As it happens, I had re-read Bram's Stoker's Dracula a fortnight ago, so it was fresh in my mind. While it's a little flabby in places, in the main Dracula is beautifully staged and elegantly written with some devastatingly good passages, and manages its horror through unease: being epistolatory, the novel unfolds through contemporaneous records of protagonists who didn't know what is going on: there is therefore a creeping, implied, dread. The horror, and submerged sexuality, is almost all implied, and mostly metaphorical. Scarcely a drop of blood is shed in Bram Stoker's novel.
Would that any of this were true of Dracula: The Undead. Fat chance. Lesbian sadomasochistic murder - I'm not kidding - commences on page 14, and after a hiatus of leaden plot exposition (and shameless revision) for the benefit of those who might have forgotten what happened in the original Dracula, this sequel settles into a lumpen, tepid bloodbath of gore, impalation, amputation, disembowelling, eye-put-outing, flesh-charring, and so on (quickly it becomes a blur) thereafter. I'm not being prudish or squeamish here - there are books which I've found so repellent I couldn't go on (Justine, for example), and this wasn't one of them - my objection is simply that this is poor literature: dull, monotonous, unimaginative, derivative and devoid of narrative interest or significant characterisation.
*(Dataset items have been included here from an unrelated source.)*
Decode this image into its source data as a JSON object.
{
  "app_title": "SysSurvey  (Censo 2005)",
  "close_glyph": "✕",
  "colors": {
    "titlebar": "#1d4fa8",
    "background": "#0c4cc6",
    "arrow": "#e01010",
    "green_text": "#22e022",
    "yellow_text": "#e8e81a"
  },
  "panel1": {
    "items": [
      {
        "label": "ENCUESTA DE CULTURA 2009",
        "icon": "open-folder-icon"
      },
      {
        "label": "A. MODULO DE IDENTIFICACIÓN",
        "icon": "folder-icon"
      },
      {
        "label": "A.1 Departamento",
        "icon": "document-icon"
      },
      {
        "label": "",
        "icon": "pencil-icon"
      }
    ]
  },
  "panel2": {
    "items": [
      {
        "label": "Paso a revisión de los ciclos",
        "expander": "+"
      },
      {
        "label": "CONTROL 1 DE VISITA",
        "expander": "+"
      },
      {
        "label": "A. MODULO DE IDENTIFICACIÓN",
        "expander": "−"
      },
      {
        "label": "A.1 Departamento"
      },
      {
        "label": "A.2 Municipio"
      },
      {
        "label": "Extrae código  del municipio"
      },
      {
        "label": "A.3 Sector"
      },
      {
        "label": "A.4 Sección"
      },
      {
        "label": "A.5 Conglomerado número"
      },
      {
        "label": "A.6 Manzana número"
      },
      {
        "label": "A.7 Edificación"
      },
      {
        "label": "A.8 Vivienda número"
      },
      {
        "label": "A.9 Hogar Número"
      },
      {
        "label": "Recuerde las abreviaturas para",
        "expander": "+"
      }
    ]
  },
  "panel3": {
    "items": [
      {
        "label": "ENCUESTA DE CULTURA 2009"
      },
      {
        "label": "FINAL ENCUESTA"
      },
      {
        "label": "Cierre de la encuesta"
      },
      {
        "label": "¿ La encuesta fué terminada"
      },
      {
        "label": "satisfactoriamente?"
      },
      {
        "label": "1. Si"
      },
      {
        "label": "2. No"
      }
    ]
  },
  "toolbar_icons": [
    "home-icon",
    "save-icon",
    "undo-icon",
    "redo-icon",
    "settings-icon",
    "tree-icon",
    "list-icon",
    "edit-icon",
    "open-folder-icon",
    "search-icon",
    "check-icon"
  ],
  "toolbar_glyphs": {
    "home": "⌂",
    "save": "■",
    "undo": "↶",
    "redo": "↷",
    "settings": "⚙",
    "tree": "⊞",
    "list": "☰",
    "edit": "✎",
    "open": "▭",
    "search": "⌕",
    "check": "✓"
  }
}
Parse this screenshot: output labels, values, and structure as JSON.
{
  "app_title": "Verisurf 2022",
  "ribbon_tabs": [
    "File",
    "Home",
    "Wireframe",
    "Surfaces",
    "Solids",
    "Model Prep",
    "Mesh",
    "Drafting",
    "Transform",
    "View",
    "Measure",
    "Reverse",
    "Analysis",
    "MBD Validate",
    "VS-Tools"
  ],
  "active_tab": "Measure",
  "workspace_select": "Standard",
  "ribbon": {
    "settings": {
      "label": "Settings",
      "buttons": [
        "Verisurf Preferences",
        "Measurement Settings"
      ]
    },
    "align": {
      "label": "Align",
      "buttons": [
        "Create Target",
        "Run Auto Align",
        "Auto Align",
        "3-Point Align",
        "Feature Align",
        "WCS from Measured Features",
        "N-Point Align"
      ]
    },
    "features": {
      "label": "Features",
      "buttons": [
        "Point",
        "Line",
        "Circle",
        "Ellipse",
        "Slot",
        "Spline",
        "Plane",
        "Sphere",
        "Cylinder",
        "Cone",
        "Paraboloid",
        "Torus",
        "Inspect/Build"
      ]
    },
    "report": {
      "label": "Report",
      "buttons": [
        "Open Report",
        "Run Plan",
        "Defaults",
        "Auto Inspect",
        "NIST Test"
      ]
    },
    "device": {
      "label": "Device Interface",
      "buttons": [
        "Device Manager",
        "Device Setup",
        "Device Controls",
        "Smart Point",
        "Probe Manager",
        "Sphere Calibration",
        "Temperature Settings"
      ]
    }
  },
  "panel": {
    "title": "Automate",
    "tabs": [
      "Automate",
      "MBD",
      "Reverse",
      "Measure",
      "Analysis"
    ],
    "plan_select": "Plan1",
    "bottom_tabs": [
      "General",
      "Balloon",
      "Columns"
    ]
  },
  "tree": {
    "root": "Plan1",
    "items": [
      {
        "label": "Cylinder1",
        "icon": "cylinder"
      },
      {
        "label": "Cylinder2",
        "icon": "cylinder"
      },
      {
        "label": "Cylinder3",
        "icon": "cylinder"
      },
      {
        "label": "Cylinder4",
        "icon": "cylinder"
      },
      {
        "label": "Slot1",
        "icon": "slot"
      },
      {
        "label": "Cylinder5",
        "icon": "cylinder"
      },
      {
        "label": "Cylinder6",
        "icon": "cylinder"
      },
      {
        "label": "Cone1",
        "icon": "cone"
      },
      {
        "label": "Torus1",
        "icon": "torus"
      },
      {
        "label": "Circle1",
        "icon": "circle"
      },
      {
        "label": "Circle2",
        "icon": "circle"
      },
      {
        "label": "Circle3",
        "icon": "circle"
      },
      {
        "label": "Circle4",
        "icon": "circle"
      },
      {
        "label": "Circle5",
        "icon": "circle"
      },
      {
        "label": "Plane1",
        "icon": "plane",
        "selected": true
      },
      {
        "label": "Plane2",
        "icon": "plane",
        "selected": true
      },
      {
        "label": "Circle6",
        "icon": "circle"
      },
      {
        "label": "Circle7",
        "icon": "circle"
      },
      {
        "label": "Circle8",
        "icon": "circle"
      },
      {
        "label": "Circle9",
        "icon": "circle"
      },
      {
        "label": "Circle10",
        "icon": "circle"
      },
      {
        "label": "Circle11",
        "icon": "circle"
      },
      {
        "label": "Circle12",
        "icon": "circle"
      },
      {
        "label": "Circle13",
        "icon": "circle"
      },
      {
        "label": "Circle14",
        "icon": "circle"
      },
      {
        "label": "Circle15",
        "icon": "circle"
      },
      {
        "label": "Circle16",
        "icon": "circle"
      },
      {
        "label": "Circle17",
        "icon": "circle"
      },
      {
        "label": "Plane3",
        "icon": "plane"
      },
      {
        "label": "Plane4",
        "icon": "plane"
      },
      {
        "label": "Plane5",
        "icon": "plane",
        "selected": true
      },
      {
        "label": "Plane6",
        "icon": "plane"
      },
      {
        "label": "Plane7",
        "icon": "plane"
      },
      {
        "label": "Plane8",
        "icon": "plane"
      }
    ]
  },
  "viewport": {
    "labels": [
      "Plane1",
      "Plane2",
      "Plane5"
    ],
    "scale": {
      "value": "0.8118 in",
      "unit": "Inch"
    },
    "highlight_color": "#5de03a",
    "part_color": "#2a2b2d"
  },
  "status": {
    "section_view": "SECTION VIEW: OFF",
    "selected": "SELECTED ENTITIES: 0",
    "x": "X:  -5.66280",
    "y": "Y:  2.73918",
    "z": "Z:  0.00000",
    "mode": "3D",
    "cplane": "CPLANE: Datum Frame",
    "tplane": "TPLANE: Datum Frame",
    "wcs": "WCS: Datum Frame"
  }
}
It pales in comparison with the Gothic beauty and psychological horror of Stoker's original. While professing undying love and scholastic commitment, it is transparently clear that neither author has the remotest conception of what is so good about Bram Stoker's novel.
It's also clumsily written and miserably sub-edited. Arch-villain Countess Bathory appears to be able to move instantly between London and Paris (and between Highgate and Hampstead cemeteries, though I think that may just be poor sub-editing) and at one point is given a superhero-like power of flight, which she uses to instantly fly from Paris to London, whereupon she boards a horse-drawn carriage and heads, in a hurry, for Whitby in Yorkshire (being just as far from London (as the vampire flies) as Paris!) When she gets there the great vamp-on-vamp showdown (!) is conducted via - and how I wish I were making this up - a sword fight. Honestly. And best not talk about the "Darth Vader" moment. Yes, you read that right.
I could go on. You sense the authors very definitely had a screenplay in mind, with plenty of CGI, wire work and Underworld-style visuals - a big budget follow up to Dr. Chopper, perhaps. Heaven help us if that's the case - though you have to wonder whether it's not publisher's hype - or wishful thinking - to shift some copies of this horrid book.
In the mean time, I leave the final word - out of context, I grant you - to the authors themselves:
"If there were to be any truth to Stoker's novel it would have to be where no sunlight could ever reach".
You can stick this, in other words, where the sun don't shine.